"The availability of jobs ... is somewhat encouraging," said Marty Smith, community development research adviser for the bank.
"But, overall, the survey indicates that there continues to be significant challenges for these households and the organizations that serve them," Smith said.
About 23 percent of agencies reported that clients had seen employment opportunities rise in the fourth quarter, while 20 percent said job prospects were decreasing. About 32 percent saw employment opportunities increasing in the first three months of 2012.
Yet, one respondent said that it remained difficult for low- and moderate-income households to find employment with a living wage - especially for families with children, the Philadelphia Fed reported.
One recommendation to increase job availability was to obtain funding to establish training centers in low- and moderate-income neighborhoods. The training programs would come with guaranteed job placement.
On the down side, the availability of affordable housing, financial well-being and access to credit all deteriorated as the new year approached, the report showed.
The service providers believe that "not in my back yard" sentiments impede construction of new affordable housing.
There is a shortage of funding sources, for affordable housing, they said, meaning that the competition for available money is intense.

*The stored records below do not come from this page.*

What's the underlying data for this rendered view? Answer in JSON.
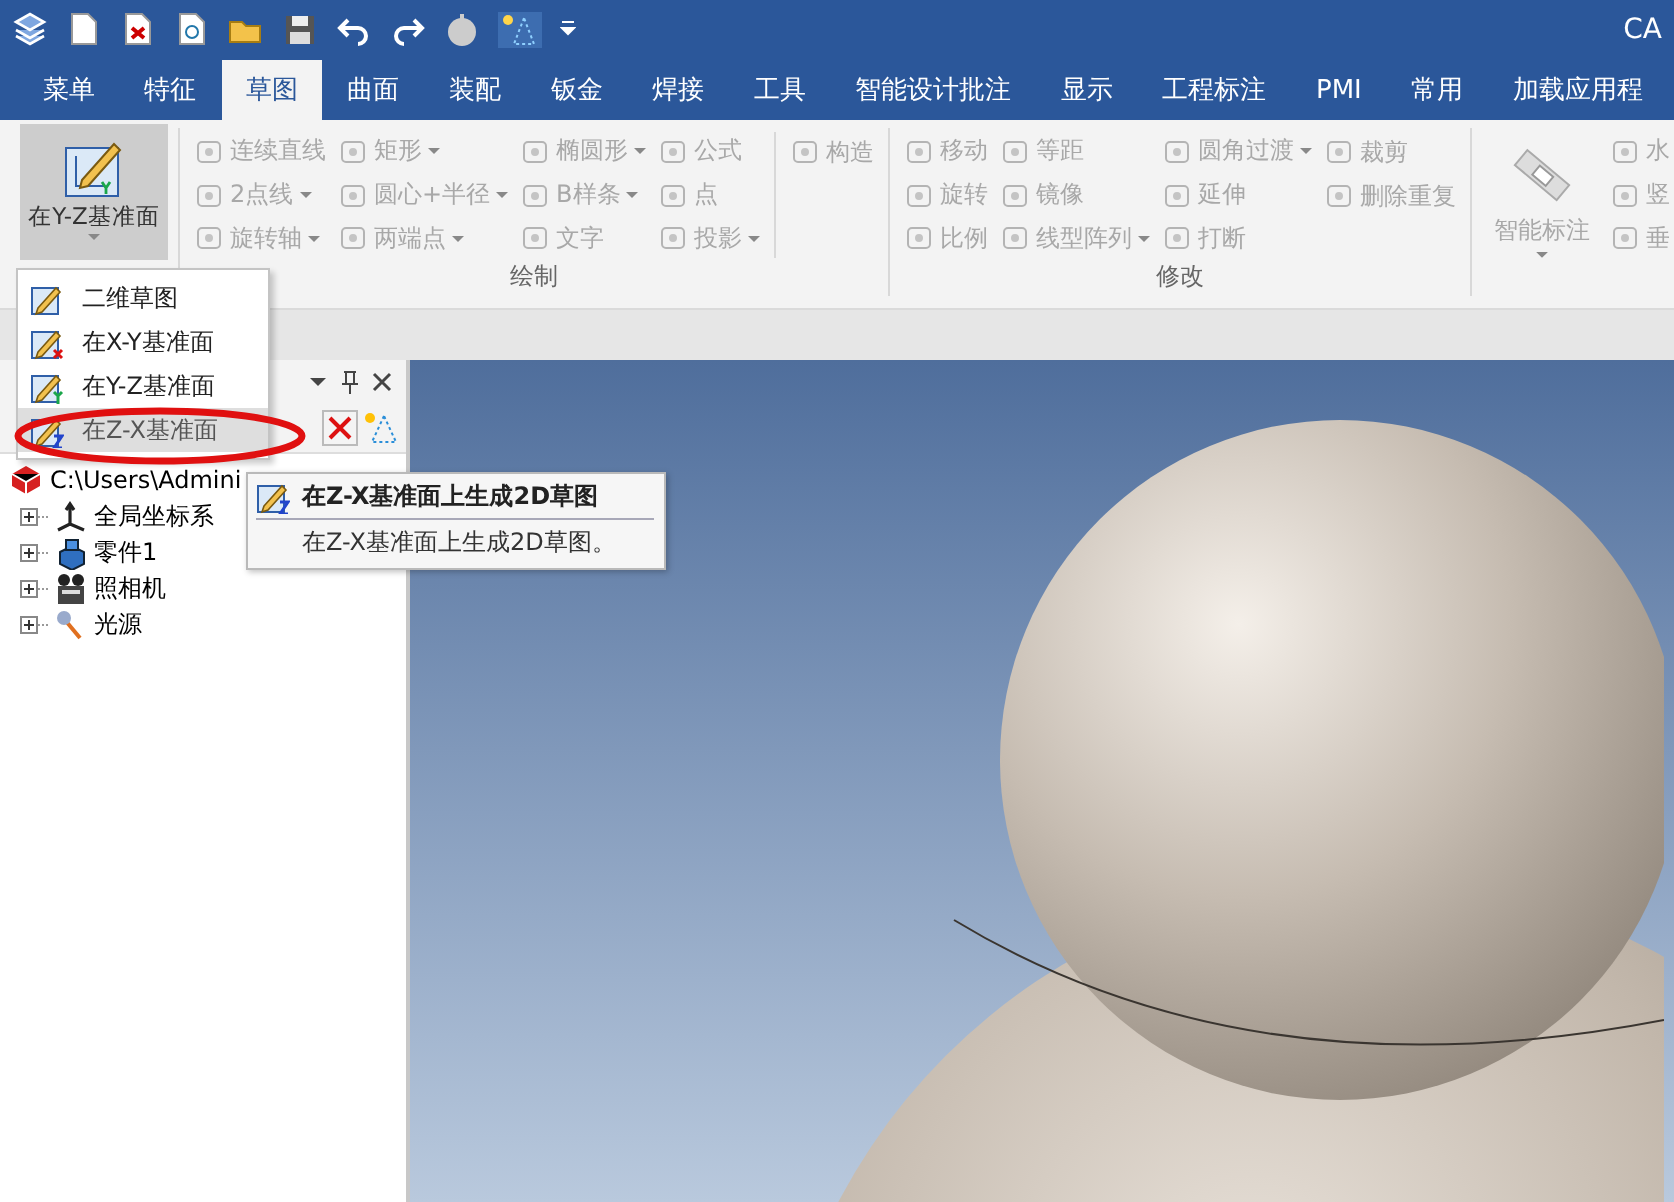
{
  "window": {
    "title": "CA"
  },
  "tabs": [
    {
      "label": "菜单",
      "selected": false
    },
    {
      "label": "特征",
      "selected": false
    },
    {
      "label": "草图",
      "selected": true
    },
    {
      "label": "曲面",
      "selected": false
    },
    {
      "label": "装配",
      "selected": false
    },
    {
      "label": "钣金",
      "selected": false
    },
    {
      "label": "焊接",
      "selected": false
    },
    {
      "label": "工具",
      "selected": false
    },
    {
      "label": "智能设计批注",
      "selected": false
    },
    {
      "label": "显示",
      "selected": false
    },
    {
      "label": "工程标注",
      "selected": false
    },
    {
      "label": "PMI",
      "selected": false
    },
    {
      "label": "常用",
      "selected": false
    },
    {
      "label": "加载应用程",
      "selected": false
    }
  ],
  "ribbon": {
    "sketch_button": {
      "label": "在Y-Z基准面",
      "expanded": true
    },
    "groups": [
      {
        "label": "绘制",
        "columns": [
          {
            "separator_before": false,
            "items": [
              {
                "label": "连续直线",
                "dropdown": false,
                "disabled": true
              },
              {
                "label": "2点线",
                "dropdown": true,
                "disabled": true
              },
              {
                "label": "旋转轴",
                "dropdown": true,
                "disabled": true
              }
            ]
          },
          {
            "separator_before": false,
            "items": [
              {
                "label": "矩形",
                "dropdown": true,
                "disabled": true
              },
              {
                "label": "圆心+半径",
                "dropdown": true,
                "disabled": true
              },
              {
                "label": "两端点",
                "dropdown": true,
                "disabled": true
              }
            ]
          },
          {
            "separator_before": false,
            "items": [
              {
                "label": "椭圆形",
                "dropdown": true,
                "disabled": true
              },
              {
                "label": "B样条",
                "dropdown": true,
                "disabled": true
              },
              {
                "label": "文字",
                "dropdown": false,
                "disabled": true
              }
            ]
          },
          {
            "separator_before": false,
            "items": [
              {
                "label": "公式",
                "dropdown": false,
                "disabled": true
              },
              {
                "label": "点",
                "dropdown": false,
                "disabled": true
              },
              {
                "label": "投影",
                "dropdown": true,
                "disabled": true
              }
            ]
          },
          {
            "separator_before": true,
            "items": [
              {
                "label": "构造",
                "dropdown": false,
                "disabled": true
              }
            ]
          }
        ]
      },
      {
        "label": "修改",
        "columns": [
          {
            "separator_before": false,
            "items": [
              {
                "label": "移动",
                "dropdown": false,
                "disabled": true
              },
              {
                "label": "旋转",
                "dropdown": false,
                "disabled": true
              },
              {
                "label": "比例",
                "dropdown": false,
                "disabled": true
              }
            ]
          },
          {
            "separator_before": false,
            "items": [
              {
                "label": "等距",
                "dropdown": false,
                "disabled": true
              },
              {
                "label": "镜像",
                "dropdown": false,
                "disabled": true
              },
              {
                "label": "线型阵列",
                "dropdown": true,
                "disabled": true
              }
            ]
          },
          {
            "separator_before": false,
            "items": [
              {
                "label": "圆角过渡",
                "dropdown": true,
                "disabled": true
              },
              {
                "label": "延伸",
                "dropdown": false,
                "disabled": true
              },
              {
                "label": "打断",
                "dropdown": false,
                "disabled": true
              }
            ]
          },
          {
            "separator_before": false,
            "items": [
              {
                "label": "裁剪",
                "dropdown": false,
                "disabled": true
              },
              {
                "label": "删除重复",
                "dropdown": false,
                "disabled": true
              }
            ]
          }
        ]
      },
      {
        "large": {
          "label": "智能标注",
          "dropdown": true,
          "disabled": true
        },
        "columns": [
          {
            "separator_before": false,
            "items": [
              {
                "label": "水",
                "dropdown": false,
                "disabled": true
              },
              {
                "label": "竖",
                "dropdown": false,
                "disabled": true
              },
              {
                "label": "垂",
                "dropdown": false,
                "disabled": true
              }
            ]
          }
        ]
      }
    ]
  },
  "dropdown_menu": {
    "items": [
      {
        "label": "二维草图",
        "selected": false
      },
      {
        "label": "在X-Y基准面",
        "selected": false
      },
      {
        "label": "在Y-Z基准面",
        "selected": false
      },
      {
        "label": "在Z-X基准面",
        "selected": true
      }
    ]
  },
  "tooltip": {
    "title": "在Z-X基准面上生成2D草图",
    "description": "在Z-X基准面上生成2D草图。"
  },
  "tree": {
    "root": {
      "label": "C:\\Users\\Admini",
      "children": [
        {
          "label": "全局坐标系",
          "expanded": false
        },
        {
          "label": "零件1",
          "expanded": false
        },
        {
          "label": "照相机",
          "expanded": false
        },
        {
          "label": "光源",
          "expanded": false
        }
      ]
    }
  }
}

Development costs are also high.
When asked to name the factors that impede clients' access to credit, service providers listed lack of financial knowledge first, followed by underwriting standards and credit ratings, lack of cash flow and lack of trust in banks.

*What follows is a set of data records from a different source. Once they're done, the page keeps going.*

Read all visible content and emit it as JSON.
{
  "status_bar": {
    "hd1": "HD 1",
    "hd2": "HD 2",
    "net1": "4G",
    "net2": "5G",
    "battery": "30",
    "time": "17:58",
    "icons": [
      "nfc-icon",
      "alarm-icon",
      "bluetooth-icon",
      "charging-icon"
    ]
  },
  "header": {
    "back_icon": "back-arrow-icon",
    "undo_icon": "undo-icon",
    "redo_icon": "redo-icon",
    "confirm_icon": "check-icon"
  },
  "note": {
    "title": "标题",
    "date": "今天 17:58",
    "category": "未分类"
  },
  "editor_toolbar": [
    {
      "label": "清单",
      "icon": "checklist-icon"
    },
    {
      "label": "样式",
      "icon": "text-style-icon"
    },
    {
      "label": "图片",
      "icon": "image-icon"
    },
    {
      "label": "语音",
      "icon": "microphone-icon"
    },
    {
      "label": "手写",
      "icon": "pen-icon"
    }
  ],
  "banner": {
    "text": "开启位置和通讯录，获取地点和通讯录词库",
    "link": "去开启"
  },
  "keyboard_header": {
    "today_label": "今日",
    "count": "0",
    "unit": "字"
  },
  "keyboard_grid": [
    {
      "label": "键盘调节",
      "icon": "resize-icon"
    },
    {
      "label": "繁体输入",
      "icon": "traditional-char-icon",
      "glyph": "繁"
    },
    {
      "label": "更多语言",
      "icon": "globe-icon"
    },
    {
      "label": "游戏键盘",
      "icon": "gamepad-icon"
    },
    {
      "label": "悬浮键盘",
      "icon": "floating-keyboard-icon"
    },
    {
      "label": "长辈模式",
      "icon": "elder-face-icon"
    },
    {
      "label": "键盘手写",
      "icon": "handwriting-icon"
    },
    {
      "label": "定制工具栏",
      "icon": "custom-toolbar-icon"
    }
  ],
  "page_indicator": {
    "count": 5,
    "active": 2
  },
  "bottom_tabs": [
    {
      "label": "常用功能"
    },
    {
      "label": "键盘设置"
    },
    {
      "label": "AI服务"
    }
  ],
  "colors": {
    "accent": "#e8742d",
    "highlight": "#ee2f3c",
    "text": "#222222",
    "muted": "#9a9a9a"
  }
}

Financial education is considered one of the biggest issues service providers will have to deal with during 2012, as well as foreclosures.
As a result of last week's $25 billion settlement of a national investigation of foreclosure processing, many experts are anticipating a rise in sheriff's sales and bank repossessions.
Service providers are under pressure as demand for what they offer increases but funding sources are cut at the federal and state levels, they say.